È l’inizio di qualcosa di più grande? Difficile dirlo. Ma se domani Google decidesse di abilitare .safetensor
, il numero di modelli supportati esploderebbe da una manciata a migliaia. In quel momento, AI Edge Gallery diventerebbe non solo utile, ma inevitabile.
La domanda di fondo resta: perché usare un’intelligenza artificiale meno potente, più lenta, e che occupa spazio sul telefono? La risposta è semplice quanto controintuitiva: perché è tua. Nessun intermediario, nessun compromesso, nessuna sorveglianza.
E in un’epoca in cui anche il frigorifero condivide i tuoi dati, questa piccola ribellione locale ha il sapore di un ritorno al futuro.

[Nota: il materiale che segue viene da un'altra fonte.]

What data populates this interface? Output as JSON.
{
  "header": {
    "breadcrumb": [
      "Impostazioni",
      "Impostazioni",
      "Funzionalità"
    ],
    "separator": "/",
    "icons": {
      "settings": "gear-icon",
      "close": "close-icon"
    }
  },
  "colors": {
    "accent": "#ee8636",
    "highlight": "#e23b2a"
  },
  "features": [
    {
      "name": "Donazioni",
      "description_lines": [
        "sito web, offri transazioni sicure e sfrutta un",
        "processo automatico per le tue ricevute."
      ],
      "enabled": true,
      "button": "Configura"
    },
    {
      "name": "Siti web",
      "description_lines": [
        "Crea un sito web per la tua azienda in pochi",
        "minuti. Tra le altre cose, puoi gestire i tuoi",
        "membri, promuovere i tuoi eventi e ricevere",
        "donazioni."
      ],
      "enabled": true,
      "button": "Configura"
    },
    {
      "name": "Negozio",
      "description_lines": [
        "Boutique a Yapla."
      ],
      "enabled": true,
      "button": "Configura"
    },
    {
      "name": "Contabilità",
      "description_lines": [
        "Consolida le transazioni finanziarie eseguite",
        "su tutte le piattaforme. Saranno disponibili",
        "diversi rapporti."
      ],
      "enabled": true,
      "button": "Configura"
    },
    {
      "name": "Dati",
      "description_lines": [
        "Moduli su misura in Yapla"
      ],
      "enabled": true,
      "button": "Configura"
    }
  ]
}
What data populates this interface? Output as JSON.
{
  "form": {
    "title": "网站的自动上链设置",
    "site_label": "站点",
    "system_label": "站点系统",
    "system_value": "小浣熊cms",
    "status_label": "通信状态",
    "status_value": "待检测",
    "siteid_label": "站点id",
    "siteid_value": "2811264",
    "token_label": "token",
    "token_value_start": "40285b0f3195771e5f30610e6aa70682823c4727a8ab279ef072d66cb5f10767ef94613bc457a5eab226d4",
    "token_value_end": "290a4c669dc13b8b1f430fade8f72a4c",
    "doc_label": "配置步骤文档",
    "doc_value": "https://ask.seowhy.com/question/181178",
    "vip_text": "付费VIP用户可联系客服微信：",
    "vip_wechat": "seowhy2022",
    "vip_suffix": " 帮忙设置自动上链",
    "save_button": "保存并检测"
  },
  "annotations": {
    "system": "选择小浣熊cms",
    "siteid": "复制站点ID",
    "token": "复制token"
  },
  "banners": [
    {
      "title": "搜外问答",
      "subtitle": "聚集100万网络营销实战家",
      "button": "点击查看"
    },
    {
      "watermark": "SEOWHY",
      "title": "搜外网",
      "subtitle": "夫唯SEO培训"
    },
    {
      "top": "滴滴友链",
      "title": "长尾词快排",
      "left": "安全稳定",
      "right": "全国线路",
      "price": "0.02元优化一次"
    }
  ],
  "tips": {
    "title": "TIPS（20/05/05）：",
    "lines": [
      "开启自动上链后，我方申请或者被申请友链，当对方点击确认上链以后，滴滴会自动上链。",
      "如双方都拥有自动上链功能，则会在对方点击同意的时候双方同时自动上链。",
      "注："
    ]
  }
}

Come ha detto Eric Schmidt, ex CEO di Google, in un recente TED Talk: “Pensate che l’AI sia solo ChatGPT. Ma vi state perdendo la parte interessante: la pianificazione, la strategia, l’autonomia.” E forse è proprio lì che AI Edge Gallery vuole portarci: verso un’AI personale, discreta, autosufficiente. Non sarà perfetta, ma è un buon inizio.
La prossima mossa? Sta a te. Scarica il modello. Chiudi il Wi-Fi. E prova a chiedere qualcosa di importante, senza doverlo condividere con mezzo mondo.
Non sarà veloce come Gemini, ma almeno non ti vende per clic.